“I said no to four girls”

Usplash Dear Dr. Braghieri, I read that lately many readers (exclusively of male gender!) Complain that they have received the notorious “two of spades” with the motivation “I see you as a friend”. …

"I said no to four girls"


Usplash

Dear Dr. Braghieri, I read that lately many readers (exclusively of male gender!) Complain that they have received the notorious “two of spades” with the motivation “I see you as a friend”. I therefore decided to win my reluctance and to say mine. First of all I state a couple of things: they are happily single and I have never been the type of boy who can be defined as an adono. In the past, four diametrically opposite episodes have happened to me. I was the one to say “I see you as a friend”. Maybe because I have a refined way of placing me and a good eloquium, some girls in the past made some thoughts about me and decided to take the first step. Obviously I could also have accepted (to the delight of many readers who in this same column have shown that they are followed by philosophy “every left is lost”). In that case perhaps, those same girls, now they would have written to them to declare themselves “seduced and abandoned”. Since I did not feel for them particular attraction of a sexual nature, I preferred to offer them the equally precious feeling of friendship and in all four cases they have never satisfied themselves with this feeling and, using a neologism of teenagers, they “ghostate” me.
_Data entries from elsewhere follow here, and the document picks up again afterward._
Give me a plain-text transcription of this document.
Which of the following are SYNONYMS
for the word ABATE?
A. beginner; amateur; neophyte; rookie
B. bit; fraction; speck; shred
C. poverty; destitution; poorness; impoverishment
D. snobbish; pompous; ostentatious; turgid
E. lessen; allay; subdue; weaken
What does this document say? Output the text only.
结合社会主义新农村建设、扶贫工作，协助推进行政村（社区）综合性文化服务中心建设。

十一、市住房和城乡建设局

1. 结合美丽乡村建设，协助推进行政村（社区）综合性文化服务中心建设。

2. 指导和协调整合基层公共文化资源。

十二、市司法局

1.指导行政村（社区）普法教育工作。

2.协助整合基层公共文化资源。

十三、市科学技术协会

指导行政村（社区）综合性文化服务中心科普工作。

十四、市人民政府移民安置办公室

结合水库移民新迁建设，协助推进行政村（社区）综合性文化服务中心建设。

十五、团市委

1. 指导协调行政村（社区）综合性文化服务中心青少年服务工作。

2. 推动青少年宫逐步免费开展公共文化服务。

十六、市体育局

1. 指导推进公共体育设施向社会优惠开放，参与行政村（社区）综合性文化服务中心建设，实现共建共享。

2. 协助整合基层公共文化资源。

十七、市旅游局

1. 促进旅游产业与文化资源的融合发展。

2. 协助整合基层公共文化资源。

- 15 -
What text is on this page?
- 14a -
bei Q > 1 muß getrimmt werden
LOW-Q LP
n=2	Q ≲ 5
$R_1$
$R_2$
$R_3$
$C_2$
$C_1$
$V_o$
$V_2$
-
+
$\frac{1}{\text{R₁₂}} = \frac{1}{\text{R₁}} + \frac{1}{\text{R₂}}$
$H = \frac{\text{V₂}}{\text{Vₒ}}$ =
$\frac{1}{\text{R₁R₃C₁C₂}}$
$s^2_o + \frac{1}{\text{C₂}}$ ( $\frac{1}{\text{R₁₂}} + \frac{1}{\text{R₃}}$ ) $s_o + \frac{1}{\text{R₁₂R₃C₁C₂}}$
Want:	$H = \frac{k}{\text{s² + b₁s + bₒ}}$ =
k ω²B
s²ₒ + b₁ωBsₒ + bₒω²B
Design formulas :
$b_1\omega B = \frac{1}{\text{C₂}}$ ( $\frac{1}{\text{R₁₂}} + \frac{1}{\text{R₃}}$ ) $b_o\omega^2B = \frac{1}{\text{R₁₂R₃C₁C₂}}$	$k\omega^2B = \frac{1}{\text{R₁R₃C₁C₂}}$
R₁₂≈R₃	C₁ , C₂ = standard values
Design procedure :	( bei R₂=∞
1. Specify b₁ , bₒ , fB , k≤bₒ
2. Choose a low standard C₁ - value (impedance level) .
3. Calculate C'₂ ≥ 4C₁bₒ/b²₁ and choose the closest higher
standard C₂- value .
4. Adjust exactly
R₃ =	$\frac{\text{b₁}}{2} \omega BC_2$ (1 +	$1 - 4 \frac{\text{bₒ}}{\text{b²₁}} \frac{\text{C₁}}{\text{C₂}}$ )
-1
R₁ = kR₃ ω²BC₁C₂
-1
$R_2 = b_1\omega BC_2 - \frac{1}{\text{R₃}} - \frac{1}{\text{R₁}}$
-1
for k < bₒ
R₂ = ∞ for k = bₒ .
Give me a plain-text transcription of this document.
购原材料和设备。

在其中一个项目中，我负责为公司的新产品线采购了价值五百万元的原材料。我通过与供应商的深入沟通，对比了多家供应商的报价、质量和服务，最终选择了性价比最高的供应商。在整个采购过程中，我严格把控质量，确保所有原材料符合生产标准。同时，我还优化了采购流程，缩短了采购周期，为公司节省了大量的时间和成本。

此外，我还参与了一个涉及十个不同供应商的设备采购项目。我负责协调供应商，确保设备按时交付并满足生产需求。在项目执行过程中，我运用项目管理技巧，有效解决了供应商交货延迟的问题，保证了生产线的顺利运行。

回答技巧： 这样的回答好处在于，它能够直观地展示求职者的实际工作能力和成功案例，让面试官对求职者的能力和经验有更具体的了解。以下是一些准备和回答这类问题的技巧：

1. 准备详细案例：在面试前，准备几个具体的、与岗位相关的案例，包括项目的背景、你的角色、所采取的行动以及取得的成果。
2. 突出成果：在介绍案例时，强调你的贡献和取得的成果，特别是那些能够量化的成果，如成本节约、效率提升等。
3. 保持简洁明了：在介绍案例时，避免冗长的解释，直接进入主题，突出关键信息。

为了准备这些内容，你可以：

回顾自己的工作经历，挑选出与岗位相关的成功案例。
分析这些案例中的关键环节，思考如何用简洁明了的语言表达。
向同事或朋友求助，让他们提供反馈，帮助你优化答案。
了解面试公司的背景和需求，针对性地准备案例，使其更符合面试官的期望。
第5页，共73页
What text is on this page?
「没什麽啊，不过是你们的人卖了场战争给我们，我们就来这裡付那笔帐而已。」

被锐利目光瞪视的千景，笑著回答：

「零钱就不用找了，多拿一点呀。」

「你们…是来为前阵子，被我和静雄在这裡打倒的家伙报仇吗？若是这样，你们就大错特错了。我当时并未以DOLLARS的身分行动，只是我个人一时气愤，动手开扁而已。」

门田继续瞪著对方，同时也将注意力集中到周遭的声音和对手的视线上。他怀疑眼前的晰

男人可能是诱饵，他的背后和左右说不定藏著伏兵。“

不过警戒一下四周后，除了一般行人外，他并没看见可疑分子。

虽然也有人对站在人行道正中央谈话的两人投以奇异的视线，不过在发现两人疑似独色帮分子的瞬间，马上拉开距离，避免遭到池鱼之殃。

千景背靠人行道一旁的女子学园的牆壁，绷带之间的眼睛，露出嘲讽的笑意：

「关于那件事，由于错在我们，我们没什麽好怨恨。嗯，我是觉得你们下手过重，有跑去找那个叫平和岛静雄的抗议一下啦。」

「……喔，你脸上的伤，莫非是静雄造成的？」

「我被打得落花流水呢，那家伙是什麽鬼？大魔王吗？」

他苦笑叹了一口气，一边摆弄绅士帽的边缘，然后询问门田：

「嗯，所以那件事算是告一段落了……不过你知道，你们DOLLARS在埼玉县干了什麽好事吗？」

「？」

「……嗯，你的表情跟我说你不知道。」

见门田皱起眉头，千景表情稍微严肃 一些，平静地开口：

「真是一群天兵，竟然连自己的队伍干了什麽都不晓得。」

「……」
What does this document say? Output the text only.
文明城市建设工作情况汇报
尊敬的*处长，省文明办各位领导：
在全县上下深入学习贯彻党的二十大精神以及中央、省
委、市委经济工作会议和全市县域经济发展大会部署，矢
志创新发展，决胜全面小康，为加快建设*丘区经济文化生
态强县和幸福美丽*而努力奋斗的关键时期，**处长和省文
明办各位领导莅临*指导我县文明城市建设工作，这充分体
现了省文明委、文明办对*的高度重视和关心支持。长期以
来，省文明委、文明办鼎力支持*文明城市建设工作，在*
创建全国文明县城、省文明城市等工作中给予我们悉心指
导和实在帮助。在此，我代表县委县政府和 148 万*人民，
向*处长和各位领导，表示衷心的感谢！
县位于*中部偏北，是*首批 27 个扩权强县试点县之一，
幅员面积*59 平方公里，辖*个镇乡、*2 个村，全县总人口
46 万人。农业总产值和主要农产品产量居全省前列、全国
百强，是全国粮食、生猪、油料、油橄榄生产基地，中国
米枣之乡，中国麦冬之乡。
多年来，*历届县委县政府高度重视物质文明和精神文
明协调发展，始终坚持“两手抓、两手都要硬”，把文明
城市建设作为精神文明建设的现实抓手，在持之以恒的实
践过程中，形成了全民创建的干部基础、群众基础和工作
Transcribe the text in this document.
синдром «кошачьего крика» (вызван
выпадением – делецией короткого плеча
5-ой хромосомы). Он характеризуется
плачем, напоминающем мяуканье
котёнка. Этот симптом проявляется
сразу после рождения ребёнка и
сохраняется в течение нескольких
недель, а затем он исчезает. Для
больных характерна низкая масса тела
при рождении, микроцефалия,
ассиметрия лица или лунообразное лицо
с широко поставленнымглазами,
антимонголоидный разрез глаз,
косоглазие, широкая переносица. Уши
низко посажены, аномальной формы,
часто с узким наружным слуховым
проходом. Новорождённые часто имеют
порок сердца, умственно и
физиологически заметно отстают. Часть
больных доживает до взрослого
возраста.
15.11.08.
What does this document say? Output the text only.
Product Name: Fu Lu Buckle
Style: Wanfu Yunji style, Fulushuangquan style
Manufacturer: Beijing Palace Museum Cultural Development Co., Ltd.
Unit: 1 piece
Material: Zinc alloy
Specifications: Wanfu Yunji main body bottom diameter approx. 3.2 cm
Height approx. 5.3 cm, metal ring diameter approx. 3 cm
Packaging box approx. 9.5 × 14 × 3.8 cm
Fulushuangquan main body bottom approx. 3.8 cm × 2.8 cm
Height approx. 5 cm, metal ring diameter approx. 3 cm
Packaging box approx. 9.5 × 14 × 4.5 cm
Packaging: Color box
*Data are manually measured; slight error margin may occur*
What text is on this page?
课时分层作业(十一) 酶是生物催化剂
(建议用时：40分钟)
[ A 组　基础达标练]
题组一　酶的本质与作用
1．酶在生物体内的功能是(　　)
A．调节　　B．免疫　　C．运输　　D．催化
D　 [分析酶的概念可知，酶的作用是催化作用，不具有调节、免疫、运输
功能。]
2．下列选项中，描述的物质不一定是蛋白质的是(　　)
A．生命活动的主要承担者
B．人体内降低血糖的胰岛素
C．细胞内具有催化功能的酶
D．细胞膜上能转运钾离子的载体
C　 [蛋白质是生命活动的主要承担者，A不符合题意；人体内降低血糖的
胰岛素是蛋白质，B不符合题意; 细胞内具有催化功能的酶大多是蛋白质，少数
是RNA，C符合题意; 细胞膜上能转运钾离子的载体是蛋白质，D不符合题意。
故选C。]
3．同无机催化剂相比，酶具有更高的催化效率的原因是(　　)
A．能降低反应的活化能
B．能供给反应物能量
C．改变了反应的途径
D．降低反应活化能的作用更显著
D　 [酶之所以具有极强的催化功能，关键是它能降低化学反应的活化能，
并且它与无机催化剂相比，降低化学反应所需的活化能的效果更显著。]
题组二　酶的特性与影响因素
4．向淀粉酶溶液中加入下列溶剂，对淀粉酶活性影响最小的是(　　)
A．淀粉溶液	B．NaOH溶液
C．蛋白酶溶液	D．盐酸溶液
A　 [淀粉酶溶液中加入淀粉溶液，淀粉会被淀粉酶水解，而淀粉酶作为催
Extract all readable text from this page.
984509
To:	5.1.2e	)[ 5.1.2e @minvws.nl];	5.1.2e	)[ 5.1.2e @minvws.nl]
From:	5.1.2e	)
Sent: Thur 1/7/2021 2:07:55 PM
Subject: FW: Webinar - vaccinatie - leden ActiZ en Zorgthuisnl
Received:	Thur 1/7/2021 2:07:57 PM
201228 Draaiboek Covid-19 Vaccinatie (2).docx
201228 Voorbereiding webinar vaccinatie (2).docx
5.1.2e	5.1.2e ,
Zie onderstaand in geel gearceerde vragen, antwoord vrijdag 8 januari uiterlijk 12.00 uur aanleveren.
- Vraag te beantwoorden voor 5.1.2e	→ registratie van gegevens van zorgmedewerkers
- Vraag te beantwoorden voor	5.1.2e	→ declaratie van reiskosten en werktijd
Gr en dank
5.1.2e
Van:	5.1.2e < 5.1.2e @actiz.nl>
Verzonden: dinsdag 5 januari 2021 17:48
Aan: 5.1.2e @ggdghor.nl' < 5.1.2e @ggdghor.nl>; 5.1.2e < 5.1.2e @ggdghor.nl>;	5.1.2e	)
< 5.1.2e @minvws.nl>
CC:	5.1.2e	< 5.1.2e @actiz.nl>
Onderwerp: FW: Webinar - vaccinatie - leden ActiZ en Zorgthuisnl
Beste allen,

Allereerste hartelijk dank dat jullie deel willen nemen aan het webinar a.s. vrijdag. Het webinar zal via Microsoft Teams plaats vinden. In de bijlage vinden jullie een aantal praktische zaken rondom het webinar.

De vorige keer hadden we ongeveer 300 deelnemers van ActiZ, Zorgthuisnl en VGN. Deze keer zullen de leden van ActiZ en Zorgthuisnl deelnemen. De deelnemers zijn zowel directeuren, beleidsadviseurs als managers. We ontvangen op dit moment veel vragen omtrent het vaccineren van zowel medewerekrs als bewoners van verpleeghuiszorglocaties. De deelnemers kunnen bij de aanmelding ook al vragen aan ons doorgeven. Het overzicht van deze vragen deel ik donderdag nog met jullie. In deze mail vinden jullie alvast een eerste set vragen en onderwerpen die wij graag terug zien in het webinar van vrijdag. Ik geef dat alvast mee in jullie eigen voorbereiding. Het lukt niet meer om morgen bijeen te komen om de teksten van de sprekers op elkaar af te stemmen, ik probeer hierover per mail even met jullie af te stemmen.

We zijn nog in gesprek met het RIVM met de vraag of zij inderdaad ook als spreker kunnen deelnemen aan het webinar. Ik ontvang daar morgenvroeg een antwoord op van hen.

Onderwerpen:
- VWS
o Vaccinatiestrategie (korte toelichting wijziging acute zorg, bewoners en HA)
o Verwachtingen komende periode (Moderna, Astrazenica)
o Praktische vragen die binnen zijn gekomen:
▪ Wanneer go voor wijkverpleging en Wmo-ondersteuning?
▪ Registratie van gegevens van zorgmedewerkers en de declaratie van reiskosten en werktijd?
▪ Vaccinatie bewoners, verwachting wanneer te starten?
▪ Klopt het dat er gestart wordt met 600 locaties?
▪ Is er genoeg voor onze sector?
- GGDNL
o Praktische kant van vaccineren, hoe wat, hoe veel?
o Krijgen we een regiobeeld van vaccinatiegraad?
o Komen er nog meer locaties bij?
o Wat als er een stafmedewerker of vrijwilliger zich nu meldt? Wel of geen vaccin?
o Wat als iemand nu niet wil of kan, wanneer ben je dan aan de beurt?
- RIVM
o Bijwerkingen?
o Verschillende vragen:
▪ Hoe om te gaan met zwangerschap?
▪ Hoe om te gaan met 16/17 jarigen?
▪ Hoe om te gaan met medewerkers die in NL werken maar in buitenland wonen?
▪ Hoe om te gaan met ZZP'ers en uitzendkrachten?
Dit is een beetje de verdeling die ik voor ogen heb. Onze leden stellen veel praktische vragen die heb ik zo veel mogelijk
But I did it above all because I was careful of their friendship! And I melancholy admit that I have experienced an equally strong disappointment for their demonstration of superficiality! I conclude this long confession of mine by sharing a bitter observation that other readers have already done before me: but why is the friendship between people of different sex underestimated?
Cordially
V.

Dear V., I no longer know how to explain that nobody, and I get the right to speak also on behalf of the readers who have sent the emails, considers friendship a lower feeling. But love is love and friendship is friendship. We cannot pretend that people pass from one feeling to another as if nothing had happened.

The cases in which an individual in love agrees to become a friend of the object of his love, of “switching” from one feeling to another and frankly, I find it understandable, are rare. Friendship will also be a sublime feeling but, up to proof contrary, it is without a couple of things that love contemplates. Two examples of all? Attraction and sex.